Under the rule of Antiochus, the Greeks did not want to kill the Jewish

people. Rather, they wanted us to share their ideology. Our Sages explain

that they focused upon three mitzvos, commanding the Jews not to perform

them:

 

The first of these was the mitzvah of Shabbos, the Sabbath. The Greeks

believed that the earth and the universe had existed for all eternity.

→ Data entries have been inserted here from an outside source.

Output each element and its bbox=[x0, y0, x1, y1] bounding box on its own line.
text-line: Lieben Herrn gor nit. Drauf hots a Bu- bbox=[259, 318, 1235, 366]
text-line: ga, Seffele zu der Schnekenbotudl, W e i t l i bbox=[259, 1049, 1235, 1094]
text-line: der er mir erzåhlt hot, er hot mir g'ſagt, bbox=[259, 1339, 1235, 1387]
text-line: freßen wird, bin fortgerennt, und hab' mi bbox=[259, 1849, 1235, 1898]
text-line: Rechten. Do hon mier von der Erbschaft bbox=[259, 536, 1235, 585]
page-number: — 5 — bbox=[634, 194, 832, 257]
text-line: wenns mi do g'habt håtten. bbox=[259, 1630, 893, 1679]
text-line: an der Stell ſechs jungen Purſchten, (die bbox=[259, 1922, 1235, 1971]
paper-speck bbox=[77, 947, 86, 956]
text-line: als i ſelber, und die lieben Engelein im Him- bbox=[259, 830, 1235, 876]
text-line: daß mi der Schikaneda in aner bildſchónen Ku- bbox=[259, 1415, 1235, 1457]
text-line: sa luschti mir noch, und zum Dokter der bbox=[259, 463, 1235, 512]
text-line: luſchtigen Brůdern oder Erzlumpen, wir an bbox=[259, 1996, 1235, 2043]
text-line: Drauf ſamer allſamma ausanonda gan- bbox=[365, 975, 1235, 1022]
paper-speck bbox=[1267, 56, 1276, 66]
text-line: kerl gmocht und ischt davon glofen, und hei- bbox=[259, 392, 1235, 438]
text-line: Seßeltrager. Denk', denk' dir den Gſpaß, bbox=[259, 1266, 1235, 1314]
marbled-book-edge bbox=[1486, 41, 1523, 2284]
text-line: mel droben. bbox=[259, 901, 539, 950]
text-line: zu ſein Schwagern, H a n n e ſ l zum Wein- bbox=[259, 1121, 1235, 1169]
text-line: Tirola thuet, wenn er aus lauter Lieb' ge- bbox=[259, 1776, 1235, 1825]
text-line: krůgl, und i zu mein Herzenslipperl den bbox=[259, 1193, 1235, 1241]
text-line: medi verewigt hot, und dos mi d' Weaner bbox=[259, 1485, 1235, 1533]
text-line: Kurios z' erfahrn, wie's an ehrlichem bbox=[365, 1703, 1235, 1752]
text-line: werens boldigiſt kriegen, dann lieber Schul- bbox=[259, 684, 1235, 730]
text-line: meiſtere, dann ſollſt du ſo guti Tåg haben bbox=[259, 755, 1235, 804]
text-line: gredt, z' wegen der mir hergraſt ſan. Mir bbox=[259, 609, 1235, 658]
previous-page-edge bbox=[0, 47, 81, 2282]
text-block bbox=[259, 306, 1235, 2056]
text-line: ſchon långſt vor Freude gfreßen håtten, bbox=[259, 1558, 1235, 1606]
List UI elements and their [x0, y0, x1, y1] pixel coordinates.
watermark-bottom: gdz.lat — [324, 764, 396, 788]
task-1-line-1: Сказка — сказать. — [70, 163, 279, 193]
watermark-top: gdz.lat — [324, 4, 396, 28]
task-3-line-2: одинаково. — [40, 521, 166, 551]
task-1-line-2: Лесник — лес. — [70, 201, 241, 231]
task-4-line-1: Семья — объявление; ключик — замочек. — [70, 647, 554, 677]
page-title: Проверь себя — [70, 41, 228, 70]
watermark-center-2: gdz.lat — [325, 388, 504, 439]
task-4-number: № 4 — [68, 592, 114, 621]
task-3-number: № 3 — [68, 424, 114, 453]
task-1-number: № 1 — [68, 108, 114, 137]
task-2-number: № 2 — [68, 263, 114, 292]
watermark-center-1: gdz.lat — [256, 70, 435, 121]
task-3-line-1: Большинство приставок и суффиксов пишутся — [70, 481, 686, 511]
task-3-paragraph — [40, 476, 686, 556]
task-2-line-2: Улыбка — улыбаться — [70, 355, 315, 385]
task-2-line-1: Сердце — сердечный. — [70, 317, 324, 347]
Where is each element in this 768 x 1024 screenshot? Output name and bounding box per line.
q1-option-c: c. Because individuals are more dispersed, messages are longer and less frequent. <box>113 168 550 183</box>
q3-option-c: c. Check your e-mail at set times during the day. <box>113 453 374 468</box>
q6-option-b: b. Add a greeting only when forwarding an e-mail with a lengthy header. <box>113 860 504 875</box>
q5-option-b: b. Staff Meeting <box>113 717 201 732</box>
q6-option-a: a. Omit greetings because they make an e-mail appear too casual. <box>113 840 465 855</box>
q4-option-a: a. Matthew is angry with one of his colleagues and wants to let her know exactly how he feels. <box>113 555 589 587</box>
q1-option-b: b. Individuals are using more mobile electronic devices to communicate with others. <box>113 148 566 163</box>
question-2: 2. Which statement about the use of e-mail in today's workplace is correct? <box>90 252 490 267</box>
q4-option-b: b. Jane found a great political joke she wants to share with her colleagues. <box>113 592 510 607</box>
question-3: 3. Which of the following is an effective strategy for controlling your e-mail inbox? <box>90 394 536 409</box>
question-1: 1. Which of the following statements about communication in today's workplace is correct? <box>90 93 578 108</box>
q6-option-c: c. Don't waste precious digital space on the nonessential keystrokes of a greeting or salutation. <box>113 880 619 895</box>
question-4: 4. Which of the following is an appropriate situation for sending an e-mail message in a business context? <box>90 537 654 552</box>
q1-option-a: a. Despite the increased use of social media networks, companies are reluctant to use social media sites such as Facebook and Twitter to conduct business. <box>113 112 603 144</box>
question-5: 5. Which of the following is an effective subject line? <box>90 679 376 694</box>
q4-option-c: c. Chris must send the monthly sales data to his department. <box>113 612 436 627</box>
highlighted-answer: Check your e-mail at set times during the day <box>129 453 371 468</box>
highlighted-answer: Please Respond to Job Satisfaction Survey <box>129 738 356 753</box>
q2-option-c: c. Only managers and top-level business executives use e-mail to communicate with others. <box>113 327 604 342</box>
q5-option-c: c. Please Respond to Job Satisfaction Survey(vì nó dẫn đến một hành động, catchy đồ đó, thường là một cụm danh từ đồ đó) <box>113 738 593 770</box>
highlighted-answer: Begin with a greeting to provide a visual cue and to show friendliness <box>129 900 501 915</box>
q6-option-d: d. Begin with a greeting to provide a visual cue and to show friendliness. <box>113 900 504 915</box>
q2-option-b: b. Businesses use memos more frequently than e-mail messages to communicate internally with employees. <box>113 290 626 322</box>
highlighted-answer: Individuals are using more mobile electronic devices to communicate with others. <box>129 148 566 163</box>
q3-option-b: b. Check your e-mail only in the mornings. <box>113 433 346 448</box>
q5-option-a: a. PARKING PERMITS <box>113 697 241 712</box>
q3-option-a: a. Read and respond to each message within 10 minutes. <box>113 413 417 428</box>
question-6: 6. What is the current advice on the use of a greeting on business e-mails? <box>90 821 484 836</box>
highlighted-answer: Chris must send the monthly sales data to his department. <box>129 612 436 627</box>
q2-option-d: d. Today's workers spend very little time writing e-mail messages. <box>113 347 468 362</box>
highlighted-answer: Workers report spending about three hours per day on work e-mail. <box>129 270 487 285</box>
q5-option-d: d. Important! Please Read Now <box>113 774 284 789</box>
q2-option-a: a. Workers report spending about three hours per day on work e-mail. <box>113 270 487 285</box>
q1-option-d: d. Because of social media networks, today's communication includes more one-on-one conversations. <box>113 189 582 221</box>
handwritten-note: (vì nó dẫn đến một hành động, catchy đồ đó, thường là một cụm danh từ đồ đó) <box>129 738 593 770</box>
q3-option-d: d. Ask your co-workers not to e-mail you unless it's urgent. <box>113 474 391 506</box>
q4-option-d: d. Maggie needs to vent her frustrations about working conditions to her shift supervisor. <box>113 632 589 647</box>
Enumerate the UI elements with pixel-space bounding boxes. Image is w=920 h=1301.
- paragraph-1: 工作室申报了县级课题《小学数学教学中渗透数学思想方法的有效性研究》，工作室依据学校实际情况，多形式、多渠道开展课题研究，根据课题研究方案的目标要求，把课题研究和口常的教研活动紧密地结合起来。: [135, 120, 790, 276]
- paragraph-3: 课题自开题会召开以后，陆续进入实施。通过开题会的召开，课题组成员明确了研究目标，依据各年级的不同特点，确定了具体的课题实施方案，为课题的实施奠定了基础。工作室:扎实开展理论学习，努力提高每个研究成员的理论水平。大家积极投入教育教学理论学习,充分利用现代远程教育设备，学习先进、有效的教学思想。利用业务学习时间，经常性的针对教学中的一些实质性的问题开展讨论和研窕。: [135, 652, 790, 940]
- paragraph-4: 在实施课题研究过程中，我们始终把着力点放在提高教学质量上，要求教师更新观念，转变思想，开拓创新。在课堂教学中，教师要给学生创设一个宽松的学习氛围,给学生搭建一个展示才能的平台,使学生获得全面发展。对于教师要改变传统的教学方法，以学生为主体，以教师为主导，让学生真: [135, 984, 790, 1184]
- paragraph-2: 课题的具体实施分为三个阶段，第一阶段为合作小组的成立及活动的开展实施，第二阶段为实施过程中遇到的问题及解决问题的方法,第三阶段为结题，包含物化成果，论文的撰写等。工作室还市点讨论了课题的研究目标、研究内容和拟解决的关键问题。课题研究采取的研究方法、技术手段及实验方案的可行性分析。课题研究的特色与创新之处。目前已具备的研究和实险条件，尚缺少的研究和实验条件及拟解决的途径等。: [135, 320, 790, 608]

They believed that there was no moment of Creation, no big bang. Yet the

Sabbath "is an eternal sign between Me and the Nation of Israel, that in

six days G-d made the Heaven and the Earth, and on the seventh day, He

rested." The Sabbath delivers the message that G-d Created the world -- so

the Greeks tried to kill the messenger.

 

The second was Milah, circumcision, which is the sign of the unique

covenant between G-d and the Jewish People, made with our forefather

Avraham. The Greeks wanted the Jews to be like them, rather than clinging

to antiquated notions of a special mission, purpose, and relationship. So

the Greeks needed to remove this sign as well.

 

And the third of these was Rosh Chodesh, the Sanctification of the New

Moon. The Sanhedrin, the Supreme Jewish Court in Jerusalem, would accept

testimony each month if people spotted the crescent of the new moon

appearing 30 days after the beginning of the previous month -- if this

happened, the new month would begin on that day, while if it did not, then

the month would begin on the morrow. This, too, signified a unique

relationship which the Greeks could not conscience -- because it indicated

the belief that we can control and change what happens in Spiritual

realms.

 

The Greeks also believed in a spiritual world; most of us have learned

small bits of Greek mythology. But they believed that what humans did had

no direct impact upon the spiritual plane.

 

The fact that human beings decide when the month begins means that human

beings control when the holidays arrive. Judaism regards the holidays not

merely as commemorations of past events, but as times when unique

"spiritual energies" return to the world each year. So this, too,

contradicted the fundamentals of Greek beliefs, and once again, the Greeks

needed to stop performance of this Mitzvah.

 

But finally, and above all, the Greeks also commanded us to stop studying

Torah. For as Rav Shlomo Brevda points out in his work on Chanukah,

"L'hodos U'l'hallel," the Greeks recognized that the Jewish religion was

fundamentally different than all the others, which were built upon certain

actions which were required or prohibited. Although the Torah contains

hundreds of different mitzvos, the very fundamental of Jewish life is

Torah study itself. Therefore the Greeks felt the need to issue a unique

decree, independent of their prohibition against the three particular

mitzvos mentioned above, to cut off Jewish life at its very root.

 

This is what we were fighting, this is the war which we won. And, of

course, it is so similar to the battle we are fighting today. People have

joked that the 614th Commandment is the one against assimilation, phrased

as "Thou Shalt Not Give Hitler (ysv"z, may his name and memory be blotted

out) a posthumous victory." Yet the truth is that the victory would not go

to him, but to Antiochus -- thousands of years after his own credo

disappeared into the dustbin of history.

 

The Code of Jewish Law notes that the Sages did not decree special meals

on Chanukah or anything of that nature -- for unlike Purim, which is

celebrated with food and drink, Chanukah is celebrated with special

praises and thanks to G-d. We respond to a threat of physical destruction

with a physical celebration; we respond to a threat of spiritual

destruction with a spiritual celebration.

 

Let us permit not only the image of the candles, but the message of

Chanukah, to burn its way into our hearts -- let us revitalize ourselves

and renew our study of Torah, for it is indeed the fundamental of all we

have. This is something we can and should do, right now -- for this is the

energy which Chanukah brings to us every year.